Each fellow receives $10,000 toward reporting expenses. In addition to the working journalists, current Middlebury students may also receive fellowships and a stipend of $4,000 based on a story they propose and the quality of their writing samples.
The fellows meet at Middlebury College in the fall and at the Monterey Institute of International Studies, in California, in the spring. At each site, they participate in a group workshop and edit their stories with McKibben, Associate Director Christopher Shaw and a visiting reporter. The visiting reporters will be Jennifer Sahn, editor of Orion magazine, for the fall session, and David Abram, author of the “Spell of the Sensuous” (1997) for the spring session.

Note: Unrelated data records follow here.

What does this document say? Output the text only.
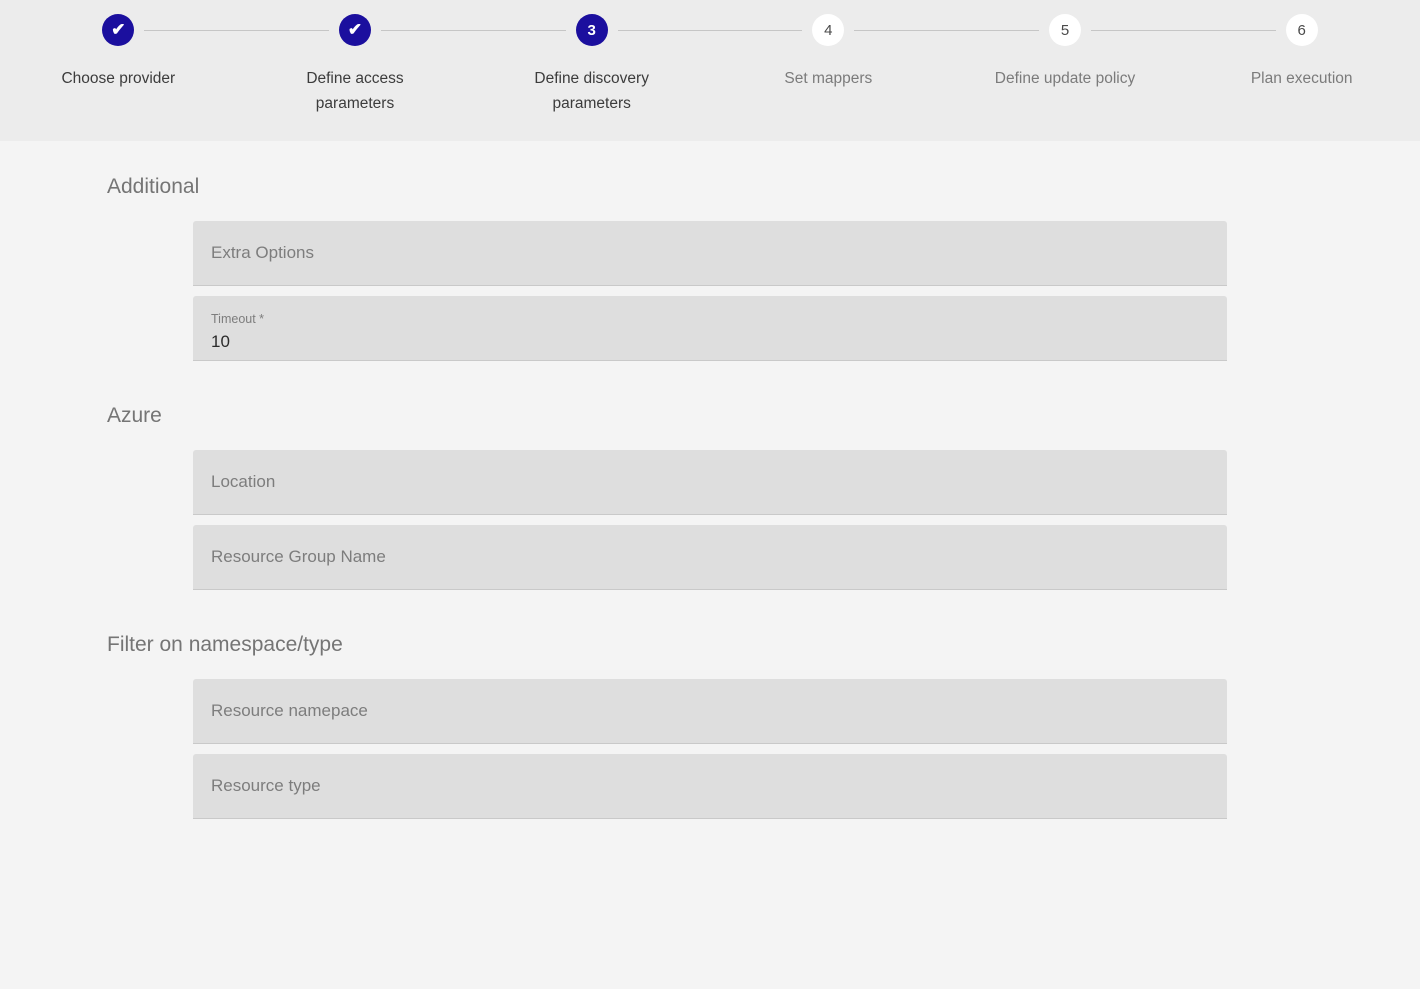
✔
Choose provider
✔
Define access parameters
3
Define discovery parameters
4
Set mappers
5
Define update policy
6
Plan execution
Additional
Extra Options
Timeout *
10
Azure
Location
Resource Group Name
Filter on namespace/type
Resource namepace
Resource type
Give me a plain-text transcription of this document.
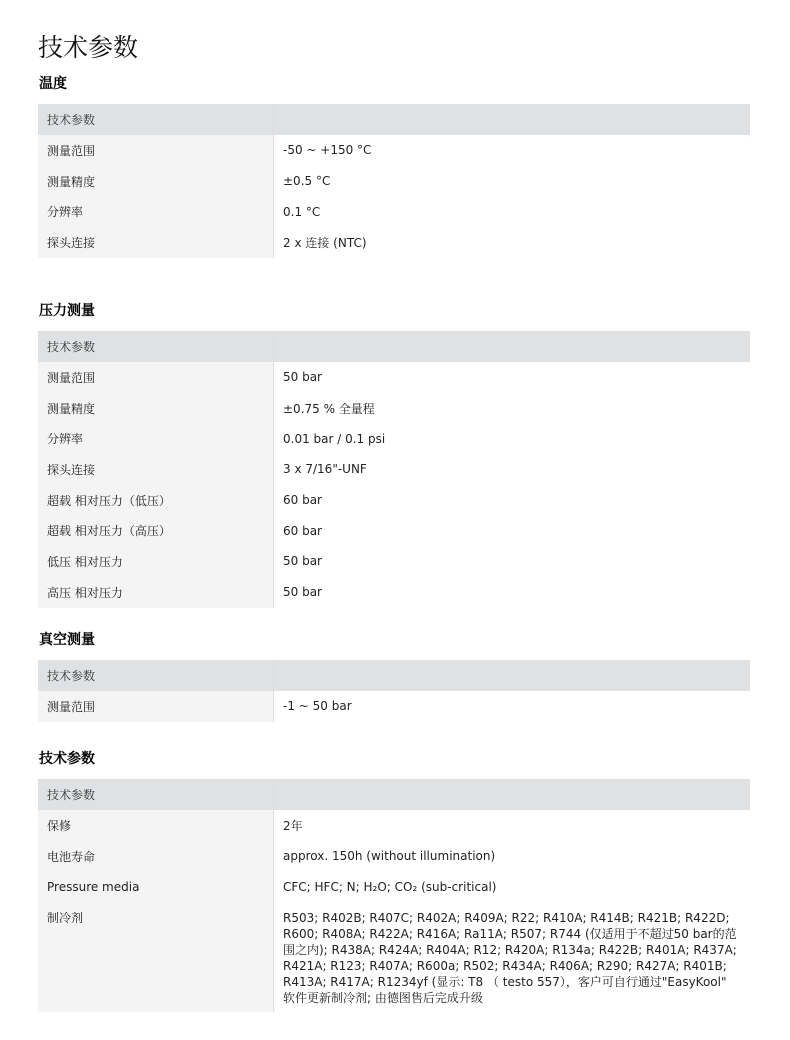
技术参数
温度
技术参数	
测量范围	-50 ~ +150 °C
测量精度	±0.5 °C
分辨率	0.1 °C
探头连接	2 x 连接 (NTC)
压力测量
技术参数	
测量范围	50 bar
测量精度	±0.75 % 全量程
分辨率	0.01 bar / 0.1 psi
探头连接	3 x 7/16"-UNF
超载 相对压力（低压）	60 bar
超载 相对压力（高压）	60 bar
低压 相对压力	50 bar
高压 相对压力	50 bar
真空测量
技术参数	
测量范围	-1 ~ 50 bar
技术参数
技术参数	
保修	2年
电池寿命	approx. 150h (without illumination)
Pressure media	CFC; HFC; N; H₂O; CO₂ (sub-critical)
制冷剂	R503; R402B; R407C; R402A; R409A; R22; R410A; R414B; R421B; R422D; R600; R408A; R422A; R416A; Ra11A; R507; R744 (仅适用于不超过50 bar的范围之内); R438A; R424A; R404A; R12; R420A; R134a; R422B; R401A; R437A; R421A; R123; R407A; R600a; R502; R434A; R406A; R290; R427A; R401B; R413A; R417A; R1234yf (显示: T8 （ testo 557），客户可自行通过"EasyKool" 软件更新制冷剂; 由德图售后完成升级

“This year’s projects cover many of the most contentious issues the world faces,” said Shaw. “In the wake of the BP spill, there’s a new focus on unreported and unrecognized environmental dangers — clearly it’s back at the top of the agenda.”
Past stories reported and written during previous fellowship years have appeared in Mother Jones, Virginia Quarterly Review, Grist and Gourmet, and have been aired on National Public Radio.
This year’s selected fellows and their topics are:
• Kathryn Flagg of Shoreham, Vt., Middlebury Class of 2008, “Weather modification, or cloud seeding, in the West”
• Aylie Baker of Yarmouth, Maine, Middlebury Class of 2009, “Effects of the recent Chilean tsunami on Robinson Crusoe’s Juan Fernandez islands”
• Bart DiFiore of Gloucester, Mass., “The blue fin tuna migration from the Gulf of Mexico to Europe and the failure of existing conservation measures”
• Lucy Flood of Victor, Idaho, “Old-time religion and mountaintop removal”
• Andy Kroll of Washington, D.C., “‘Green’ Walmart”
• Emanuele Bompan of Saronno, Italy, “Organized crime and toxic waste”
• Vanessa Gregory of Oxford, Miss., “The ‘new fire’ at Montana’s urban-forest interface”
• Adam Federman of New York, N.Y., “‘Hydrofracking’ and the Marcellus Shale deposits”
• Wes Enzinna of Oakland, Calif., “Lives of displaced residents of a post-mining toxic-waste ghost town in Kansas”
The Middlebury College senior receiving a fellowship this year is Sarah Harris, reporting on the pressures of cement production in Midlothian, Texas.
Fellows in the program were selected based on letters outlining their projects. “We were looking for issues big enough to stretch people, to make them more able journalists,” said Shaw. “The $10,000 stipend won’t be enough, obviously, to support someone for a year, but it should give them the time and resources for a powerful project.”